Querying metrics requires sending metrics data to Honeycomb first.
Metrics are stored in Honeycomb as fields on events. They can be queried just like any other data in a dataset. However, the kinds of queries typically written for metrics differs from traces.
Use any of the following common operations in the VISUALIZE clause of Query Builder when visualizing metrics data:
HEATMAP(<metric_field_name>)AVG(<metric_field_name>)SUM(<metric_field_name>)MAX(<metric_field_name>)MIN(<metric_field_name>)PXX(<metric_field_name>)We recommend that you combine HEATMAP with other Visualize Operations to get a better sense of trends over time.
Refer to the Visualize Operations documentation for more information on these operators.
For metrics data, avoid using the COUNT VISUALIZE operation.
COUNT measures the total number of metrics events rather than the actual value of a metric.
For example, if tracking memory utilization of a host, the COUNT operator will not show the counter associated with memory utilization over time.
Instead, use HEATMAP(host.memory_bytes) and AVG(host.memory_bytes) to visualize, assuming the instrument that measures memory utilization is called host.memory_bytes.
Tracking the rate at which a measurement changes over time is a common operation when working with metrics data.
To do that, use RATE_MAX, RATE_AVG, and RATE_SUM aggregate operators.
A common way to query metrics is to have two stacked visualization operations, such as:
| VISUALIZE |
|---|
AVG(host.memory_bytes) RATE_AVG(host.memory_bytes) |
When you visualize both operations, the results show the average memory utilization over time, and also interesting spikes in the rate of change.
The values for any given metric event are the measurements collected at the timestamp associated with the event.
Multiple metrics appear together as separate fields on the same event if they were received as part of the same OTLP request, have equivalent timestamps when truncated to the second (we truncate metric timestamps to the second for improved compaction), and share the same set of unique resources and attributes. Find out how Honeycomb converts incoming metrics data into events.
Counters, gauges, sums, and summary metrics result in single-valued numeric data, and these values show up as individual fields within a metric event, with the field name being the same as the metric name.
For example, an application might send metrics for host.cpu_usage and app.memory_bytes.
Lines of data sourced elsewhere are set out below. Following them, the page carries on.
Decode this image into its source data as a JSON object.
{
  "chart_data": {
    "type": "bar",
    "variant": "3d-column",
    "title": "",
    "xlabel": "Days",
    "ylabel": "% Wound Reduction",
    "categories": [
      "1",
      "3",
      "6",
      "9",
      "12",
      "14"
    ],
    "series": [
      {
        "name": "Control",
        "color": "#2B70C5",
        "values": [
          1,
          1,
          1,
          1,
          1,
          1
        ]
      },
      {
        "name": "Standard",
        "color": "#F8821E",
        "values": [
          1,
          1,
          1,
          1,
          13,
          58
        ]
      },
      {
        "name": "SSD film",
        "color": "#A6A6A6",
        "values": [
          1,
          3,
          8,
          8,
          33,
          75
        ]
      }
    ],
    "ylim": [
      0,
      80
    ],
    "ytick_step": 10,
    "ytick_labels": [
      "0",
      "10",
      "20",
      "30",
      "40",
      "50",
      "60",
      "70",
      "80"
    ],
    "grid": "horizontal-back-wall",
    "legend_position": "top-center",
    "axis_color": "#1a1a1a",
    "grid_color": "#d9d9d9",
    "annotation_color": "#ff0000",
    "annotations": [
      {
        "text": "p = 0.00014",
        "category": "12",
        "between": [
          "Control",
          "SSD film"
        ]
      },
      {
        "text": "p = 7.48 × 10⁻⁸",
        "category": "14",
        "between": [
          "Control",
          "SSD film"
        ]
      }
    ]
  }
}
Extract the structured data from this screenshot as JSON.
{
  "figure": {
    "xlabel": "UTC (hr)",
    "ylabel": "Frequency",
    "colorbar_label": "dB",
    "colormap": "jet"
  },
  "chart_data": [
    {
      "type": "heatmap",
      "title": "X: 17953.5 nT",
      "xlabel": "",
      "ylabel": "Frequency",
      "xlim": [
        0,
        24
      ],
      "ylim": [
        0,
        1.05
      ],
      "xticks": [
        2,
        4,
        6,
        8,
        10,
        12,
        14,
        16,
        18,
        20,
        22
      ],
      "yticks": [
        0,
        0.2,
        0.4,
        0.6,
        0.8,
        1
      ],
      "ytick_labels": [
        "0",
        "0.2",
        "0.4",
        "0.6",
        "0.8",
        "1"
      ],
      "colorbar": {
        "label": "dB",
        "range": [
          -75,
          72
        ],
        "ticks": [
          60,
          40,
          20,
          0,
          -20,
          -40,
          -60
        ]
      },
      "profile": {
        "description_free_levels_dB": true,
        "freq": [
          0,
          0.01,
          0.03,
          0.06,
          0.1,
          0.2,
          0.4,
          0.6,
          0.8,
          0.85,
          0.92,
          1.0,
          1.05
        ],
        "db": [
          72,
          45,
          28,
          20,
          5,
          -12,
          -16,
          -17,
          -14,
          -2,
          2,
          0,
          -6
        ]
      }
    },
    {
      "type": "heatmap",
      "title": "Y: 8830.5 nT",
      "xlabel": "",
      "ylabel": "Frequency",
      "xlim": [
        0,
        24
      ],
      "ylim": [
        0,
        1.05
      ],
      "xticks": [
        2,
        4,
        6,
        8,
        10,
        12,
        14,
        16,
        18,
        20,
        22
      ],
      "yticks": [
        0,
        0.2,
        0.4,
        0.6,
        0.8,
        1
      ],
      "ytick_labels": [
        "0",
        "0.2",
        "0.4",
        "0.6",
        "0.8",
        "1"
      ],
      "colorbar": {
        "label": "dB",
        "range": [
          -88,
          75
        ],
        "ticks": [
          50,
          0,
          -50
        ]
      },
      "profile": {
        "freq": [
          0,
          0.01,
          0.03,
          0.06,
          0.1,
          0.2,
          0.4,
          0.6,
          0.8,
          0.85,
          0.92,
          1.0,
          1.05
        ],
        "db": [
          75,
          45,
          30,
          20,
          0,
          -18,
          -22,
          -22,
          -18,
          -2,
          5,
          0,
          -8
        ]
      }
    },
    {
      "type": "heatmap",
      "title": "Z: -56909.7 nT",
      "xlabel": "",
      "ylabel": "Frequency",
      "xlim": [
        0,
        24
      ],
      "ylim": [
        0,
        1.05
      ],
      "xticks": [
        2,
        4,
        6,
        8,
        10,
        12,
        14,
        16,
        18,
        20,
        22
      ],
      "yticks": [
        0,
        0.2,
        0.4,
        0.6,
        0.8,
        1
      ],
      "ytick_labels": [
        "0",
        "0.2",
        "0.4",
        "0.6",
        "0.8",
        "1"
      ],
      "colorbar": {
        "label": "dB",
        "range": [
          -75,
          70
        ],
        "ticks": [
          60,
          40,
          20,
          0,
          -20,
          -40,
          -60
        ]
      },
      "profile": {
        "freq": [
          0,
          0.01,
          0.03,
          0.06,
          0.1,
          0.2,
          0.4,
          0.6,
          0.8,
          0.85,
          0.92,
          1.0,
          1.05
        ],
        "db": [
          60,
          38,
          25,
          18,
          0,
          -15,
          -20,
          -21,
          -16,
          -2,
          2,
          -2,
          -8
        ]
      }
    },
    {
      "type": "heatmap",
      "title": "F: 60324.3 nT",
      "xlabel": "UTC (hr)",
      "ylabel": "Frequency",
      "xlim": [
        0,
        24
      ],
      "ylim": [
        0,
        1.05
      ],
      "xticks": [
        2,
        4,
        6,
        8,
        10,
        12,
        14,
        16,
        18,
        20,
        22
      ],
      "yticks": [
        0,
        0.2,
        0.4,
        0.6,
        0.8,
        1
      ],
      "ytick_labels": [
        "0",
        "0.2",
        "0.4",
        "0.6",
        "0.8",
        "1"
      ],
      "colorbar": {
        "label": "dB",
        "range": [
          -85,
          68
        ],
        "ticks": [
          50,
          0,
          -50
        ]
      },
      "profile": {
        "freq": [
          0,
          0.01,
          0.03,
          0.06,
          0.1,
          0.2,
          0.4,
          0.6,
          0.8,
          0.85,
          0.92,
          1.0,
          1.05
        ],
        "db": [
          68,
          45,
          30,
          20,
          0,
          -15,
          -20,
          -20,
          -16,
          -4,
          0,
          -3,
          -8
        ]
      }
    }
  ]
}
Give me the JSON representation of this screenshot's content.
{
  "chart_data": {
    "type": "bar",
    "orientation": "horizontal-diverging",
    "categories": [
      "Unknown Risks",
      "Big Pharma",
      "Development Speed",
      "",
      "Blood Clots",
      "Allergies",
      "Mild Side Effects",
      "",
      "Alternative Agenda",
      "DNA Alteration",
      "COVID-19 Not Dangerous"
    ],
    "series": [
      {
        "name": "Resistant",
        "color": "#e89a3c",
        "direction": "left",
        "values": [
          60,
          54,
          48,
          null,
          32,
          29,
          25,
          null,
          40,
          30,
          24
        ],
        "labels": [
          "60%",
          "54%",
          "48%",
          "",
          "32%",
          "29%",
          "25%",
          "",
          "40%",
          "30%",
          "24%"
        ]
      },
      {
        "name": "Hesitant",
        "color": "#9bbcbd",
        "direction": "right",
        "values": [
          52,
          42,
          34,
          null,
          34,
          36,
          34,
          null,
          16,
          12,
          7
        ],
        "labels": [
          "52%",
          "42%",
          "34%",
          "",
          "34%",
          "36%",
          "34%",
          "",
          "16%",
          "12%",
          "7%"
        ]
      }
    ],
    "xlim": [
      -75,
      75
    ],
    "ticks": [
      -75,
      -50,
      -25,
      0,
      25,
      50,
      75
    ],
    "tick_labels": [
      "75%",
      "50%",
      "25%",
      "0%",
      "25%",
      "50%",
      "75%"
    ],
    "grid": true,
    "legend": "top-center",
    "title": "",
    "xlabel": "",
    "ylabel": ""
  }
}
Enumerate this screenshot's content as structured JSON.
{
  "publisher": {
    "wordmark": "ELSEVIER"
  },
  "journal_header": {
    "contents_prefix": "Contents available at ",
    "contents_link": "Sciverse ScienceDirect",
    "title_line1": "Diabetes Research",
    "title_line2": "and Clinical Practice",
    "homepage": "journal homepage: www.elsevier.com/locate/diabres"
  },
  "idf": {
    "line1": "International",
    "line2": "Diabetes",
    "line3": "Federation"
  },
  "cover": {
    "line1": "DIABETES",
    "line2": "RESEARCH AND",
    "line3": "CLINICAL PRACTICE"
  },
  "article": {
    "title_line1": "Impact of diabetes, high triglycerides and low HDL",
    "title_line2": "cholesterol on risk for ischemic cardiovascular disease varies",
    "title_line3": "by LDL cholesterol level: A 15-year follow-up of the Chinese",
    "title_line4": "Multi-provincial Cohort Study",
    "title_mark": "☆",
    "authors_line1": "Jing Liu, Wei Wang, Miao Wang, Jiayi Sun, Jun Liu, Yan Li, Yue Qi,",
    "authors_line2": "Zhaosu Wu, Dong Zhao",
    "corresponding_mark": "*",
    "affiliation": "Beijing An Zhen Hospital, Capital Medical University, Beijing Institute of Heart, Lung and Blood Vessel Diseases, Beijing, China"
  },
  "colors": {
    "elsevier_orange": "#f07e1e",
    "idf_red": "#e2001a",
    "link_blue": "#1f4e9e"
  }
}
These names will show up as individual fields in a metrics event.
OpenTelemetry (OTel) Histograms contain aggregated data – a collection of buckets, each of which stores the number of values that were added to that bucket during the reporting period.
When ingesting histograms, Honeycomb aggregates them in a different way.
It creates a collection of fields with all of which contained in a single event.
For a histogram named latency, these fields will include these aggregations:
| Field | Meaning |
|---|---|
latency.count |
The total number of points |
latency.sum |
The sum of all the values |
latency.avg |
The mean (average) of all the values (sum/count) |
In addition, Honeycomb records histogram data with fields containing p values, which are values that are greater than a given percentage of the data.
For example, in a running race involving 10 competitors, p50 would be the finishing time of the 5th competitor, and p90 would correspond to the finishing time of the runner who finished 9th.
The value for ‘p50’ is also known as the median in statistics.
Here is the full list of p values recorded for a histogram named latency over OTLP:
| p Value | Percentage |
|---|---|
latency.p001 |
0.1% |
latency.p01 |
1% |
latency.p05 |
5% |
latency.p10 |
10% |
latency.p20 |
20% |
latency.p25 |
25% |
latency.p50 |
50% |
latency.p75 |
75% |
latency.p80 |
80% |
latency.p90 |
90% |
latency.p95 |
95% |
latency.p99 |
99% |
latency.p999 |
99.9% |
We recommend querying histograms by using MAX(pValue) – for example, MAX(latency.p99) will show you the worst-case latency measurement for 99% of spans.
It may be useful to view infrastructure metrics for your systems alongside query results from non-metrics datasets. For instance, a system running out of memory, CPU, or network resources might be the reason for an out-of-compliance SLO or an alerting trigger, and seeing the graph of the problem alongside graphs of relevant system resources could confirm or deny this kind of hypothesis.
Define a Board of the relevant metric queries you want to see in relation to other data, and then use Correlations when using Query Builder to view and compare your query results with up to six saved queries on a Board.